Korobkin, Laura H. “’Can Your Volatile Daughter Ever Acquire Wisdom?’” Early American Literature 41.1 (2006): 79-107.

Korobkin argues that while championing Eliza as a modern woman who chooses not to follow the constraints that her society places upon her, critics have pushed aside the real reasons for her actions – her need for luxury and her materialism. If one historicizes the novel, one sees that Eliza’s wants are connected to British consumerism and class distinctions that early America was striving to tear down.

She furthers her argument by studying the difference between the modern and 18th Century meaning of the word volatile, showing that they lead the reader (depending on the when of the reading) to have different ideas of Eliza’s character.
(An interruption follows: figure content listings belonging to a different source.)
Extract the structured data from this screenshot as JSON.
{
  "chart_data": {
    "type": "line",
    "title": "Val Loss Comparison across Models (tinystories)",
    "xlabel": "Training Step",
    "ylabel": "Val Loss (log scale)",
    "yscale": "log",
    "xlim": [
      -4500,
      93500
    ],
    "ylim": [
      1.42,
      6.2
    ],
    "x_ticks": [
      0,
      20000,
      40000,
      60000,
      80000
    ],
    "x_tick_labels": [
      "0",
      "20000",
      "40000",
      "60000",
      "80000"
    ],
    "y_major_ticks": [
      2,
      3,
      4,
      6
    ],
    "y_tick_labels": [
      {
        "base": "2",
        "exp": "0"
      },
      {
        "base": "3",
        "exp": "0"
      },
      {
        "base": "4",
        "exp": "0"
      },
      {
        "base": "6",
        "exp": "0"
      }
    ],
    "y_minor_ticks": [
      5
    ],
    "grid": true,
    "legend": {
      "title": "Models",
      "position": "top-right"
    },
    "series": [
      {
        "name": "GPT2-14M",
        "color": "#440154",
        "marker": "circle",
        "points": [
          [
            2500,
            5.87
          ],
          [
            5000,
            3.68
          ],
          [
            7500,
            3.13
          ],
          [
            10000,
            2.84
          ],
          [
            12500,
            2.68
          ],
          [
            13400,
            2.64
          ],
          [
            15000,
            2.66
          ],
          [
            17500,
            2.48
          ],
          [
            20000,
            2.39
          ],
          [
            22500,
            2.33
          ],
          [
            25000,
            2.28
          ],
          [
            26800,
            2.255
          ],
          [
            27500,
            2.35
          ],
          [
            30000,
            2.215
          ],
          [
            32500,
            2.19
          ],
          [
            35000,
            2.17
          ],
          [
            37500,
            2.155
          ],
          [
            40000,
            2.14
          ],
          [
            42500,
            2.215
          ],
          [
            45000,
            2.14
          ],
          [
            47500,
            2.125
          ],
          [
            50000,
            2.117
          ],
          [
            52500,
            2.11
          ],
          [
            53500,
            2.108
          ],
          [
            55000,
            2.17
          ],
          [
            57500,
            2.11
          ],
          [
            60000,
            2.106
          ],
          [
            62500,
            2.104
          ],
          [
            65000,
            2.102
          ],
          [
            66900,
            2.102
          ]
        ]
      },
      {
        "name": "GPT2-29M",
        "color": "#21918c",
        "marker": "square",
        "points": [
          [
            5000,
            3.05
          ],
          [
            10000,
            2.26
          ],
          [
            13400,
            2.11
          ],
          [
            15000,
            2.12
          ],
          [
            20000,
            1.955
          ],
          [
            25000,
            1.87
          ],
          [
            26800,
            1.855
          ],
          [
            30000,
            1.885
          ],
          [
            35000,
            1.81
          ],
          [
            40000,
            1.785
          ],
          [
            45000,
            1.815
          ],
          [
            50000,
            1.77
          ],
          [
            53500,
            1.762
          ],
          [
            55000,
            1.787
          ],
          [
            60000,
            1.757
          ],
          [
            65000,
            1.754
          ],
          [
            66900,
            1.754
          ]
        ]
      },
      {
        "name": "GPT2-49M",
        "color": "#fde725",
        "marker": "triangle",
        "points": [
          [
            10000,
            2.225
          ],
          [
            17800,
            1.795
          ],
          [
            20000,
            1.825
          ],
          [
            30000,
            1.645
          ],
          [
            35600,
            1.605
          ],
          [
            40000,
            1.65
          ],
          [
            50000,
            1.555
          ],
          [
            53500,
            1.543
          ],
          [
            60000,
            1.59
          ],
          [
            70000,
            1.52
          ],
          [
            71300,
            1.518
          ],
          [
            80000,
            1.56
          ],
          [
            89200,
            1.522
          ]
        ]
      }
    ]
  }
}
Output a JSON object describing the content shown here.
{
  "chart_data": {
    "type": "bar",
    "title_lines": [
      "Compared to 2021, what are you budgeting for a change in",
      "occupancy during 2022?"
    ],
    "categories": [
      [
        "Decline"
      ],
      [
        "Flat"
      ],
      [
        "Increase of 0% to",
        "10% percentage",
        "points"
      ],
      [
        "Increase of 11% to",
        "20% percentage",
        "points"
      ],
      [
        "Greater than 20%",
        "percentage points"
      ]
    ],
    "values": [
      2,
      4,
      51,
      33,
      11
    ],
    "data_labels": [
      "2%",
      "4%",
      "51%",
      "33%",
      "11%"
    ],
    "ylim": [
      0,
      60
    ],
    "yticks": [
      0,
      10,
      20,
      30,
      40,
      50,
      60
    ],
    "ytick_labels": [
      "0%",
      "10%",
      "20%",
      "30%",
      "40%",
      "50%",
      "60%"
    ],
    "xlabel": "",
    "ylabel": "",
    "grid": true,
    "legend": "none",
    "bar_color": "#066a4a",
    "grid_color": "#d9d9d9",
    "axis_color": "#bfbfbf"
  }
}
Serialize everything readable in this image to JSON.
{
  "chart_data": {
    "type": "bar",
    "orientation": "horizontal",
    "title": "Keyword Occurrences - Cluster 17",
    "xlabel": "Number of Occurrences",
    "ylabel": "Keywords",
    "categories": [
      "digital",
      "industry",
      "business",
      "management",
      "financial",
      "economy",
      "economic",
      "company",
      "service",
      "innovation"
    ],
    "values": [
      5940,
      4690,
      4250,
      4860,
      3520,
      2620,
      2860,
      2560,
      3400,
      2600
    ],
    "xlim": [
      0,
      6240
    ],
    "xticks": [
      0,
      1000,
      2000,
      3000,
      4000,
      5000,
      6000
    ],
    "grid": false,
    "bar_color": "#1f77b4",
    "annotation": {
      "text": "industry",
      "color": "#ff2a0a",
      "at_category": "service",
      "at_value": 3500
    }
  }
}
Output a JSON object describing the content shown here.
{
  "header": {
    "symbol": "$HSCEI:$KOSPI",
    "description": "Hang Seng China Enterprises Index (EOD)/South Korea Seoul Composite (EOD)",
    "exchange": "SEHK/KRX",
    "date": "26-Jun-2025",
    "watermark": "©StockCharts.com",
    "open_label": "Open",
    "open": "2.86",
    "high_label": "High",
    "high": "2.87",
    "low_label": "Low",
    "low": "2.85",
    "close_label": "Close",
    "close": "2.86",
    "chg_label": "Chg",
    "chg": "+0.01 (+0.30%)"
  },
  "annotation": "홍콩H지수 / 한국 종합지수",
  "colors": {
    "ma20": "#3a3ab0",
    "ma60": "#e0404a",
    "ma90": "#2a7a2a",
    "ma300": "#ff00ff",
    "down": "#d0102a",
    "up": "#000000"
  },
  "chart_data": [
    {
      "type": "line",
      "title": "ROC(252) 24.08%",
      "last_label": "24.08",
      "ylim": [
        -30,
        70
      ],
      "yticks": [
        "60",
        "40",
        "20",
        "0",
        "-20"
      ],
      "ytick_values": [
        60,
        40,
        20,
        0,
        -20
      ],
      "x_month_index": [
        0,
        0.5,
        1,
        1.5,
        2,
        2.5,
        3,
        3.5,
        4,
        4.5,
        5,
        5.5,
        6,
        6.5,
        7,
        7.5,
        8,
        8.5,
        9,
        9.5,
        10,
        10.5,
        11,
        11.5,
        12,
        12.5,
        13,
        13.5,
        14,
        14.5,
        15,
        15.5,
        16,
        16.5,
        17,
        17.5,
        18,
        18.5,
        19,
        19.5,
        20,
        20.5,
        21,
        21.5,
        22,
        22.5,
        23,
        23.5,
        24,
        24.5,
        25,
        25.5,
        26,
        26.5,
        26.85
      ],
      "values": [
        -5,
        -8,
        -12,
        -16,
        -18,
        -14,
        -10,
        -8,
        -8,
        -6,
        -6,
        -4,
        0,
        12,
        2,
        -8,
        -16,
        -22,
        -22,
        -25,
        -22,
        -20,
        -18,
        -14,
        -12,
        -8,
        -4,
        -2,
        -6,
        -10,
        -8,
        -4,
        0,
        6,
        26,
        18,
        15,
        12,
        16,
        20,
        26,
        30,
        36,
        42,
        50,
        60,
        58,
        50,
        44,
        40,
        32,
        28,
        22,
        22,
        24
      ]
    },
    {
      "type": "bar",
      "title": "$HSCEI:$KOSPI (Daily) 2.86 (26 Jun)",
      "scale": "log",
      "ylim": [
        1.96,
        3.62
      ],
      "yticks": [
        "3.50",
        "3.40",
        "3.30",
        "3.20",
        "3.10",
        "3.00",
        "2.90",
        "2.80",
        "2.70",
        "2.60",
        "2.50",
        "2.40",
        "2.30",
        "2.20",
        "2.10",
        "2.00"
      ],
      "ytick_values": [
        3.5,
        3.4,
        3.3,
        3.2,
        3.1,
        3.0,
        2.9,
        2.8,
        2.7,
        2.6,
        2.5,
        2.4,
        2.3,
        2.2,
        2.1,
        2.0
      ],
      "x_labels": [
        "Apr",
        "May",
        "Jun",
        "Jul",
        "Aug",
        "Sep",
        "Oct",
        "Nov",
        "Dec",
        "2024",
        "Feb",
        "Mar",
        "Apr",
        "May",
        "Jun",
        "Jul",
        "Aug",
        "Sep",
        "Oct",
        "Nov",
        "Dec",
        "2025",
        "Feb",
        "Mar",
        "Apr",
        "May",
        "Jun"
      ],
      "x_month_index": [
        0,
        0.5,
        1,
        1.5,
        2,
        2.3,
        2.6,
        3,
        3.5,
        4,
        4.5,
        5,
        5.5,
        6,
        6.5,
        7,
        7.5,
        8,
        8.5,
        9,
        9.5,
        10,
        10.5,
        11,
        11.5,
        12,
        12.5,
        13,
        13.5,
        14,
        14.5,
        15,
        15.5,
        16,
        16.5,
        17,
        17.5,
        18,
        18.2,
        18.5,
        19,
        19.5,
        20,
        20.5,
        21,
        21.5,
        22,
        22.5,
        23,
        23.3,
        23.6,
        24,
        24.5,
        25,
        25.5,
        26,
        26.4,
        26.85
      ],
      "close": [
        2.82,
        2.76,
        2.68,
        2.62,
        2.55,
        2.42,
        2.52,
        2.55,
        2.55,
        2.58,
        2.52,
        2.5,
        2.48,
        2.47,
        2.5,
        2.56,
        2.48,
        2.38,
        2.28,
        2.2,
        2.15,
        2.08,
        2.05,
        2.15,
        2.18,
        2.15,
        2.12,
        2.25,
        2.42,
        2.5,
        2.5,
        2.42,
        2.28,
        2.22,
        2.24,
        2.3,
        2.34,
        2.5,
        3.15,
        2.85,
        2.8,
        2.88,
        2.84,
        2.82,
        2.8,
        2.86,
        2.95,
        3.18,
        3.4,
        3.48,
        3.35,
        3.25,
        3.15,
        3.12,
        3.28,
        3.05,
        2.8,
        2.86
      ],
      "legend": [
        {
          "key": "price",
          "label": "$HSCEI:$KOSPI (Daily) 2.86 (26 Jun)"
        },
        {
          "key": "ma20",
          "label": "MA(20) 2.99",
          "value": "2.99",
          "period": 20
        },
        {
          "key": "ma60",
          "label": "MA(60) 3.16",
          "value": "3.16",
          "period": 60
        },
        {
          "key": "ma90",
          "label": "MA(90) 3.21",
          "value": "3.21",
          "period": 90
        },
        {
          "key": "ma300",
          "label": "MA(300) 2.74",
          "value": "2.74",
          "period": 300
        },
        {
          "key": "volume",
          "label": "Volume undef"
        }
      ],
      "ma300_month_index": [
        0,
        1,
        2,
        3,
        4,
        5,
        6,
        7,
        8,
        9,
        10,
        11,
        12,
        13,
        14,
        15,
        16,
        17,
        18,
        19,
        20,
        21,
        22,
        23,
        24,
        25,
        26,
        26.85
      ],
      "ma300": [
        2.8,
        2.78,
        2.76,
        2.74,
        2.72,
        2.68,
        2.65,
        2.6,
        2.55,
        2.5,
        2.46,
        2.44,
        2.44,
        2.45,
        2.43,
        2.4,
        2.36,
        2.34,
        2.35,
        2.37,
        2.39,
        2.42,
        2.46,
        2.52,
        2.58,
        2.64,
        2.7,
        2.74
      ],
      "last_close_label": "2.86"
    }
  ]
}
The argument is quite sound and the history convinces me, as history often does, that the modern reading of Eliza that many critics have conveyed is meant to fit their agendas more than to truly show the ideas being conveyed by the novel. Seeing Eliza as a 18th Century Sex in the City character is fun; however, in a true historic feminist reading of the work, she is working against the freedoms that women for striving for in her time.

Bib of Note:

Cott, Nancy F. "Divorce and the Changing Status of Women in 18th Century Mass." William and Mary Quarterly 3.33 (1976) 587-92.

Evans, Gareth. "Rakes, Coquettes, and Republican Patriarchs Class, Gender, and Nation in Early American Sentimental Fiction." Canadian Review of American Studies 25 (1995) 41-62.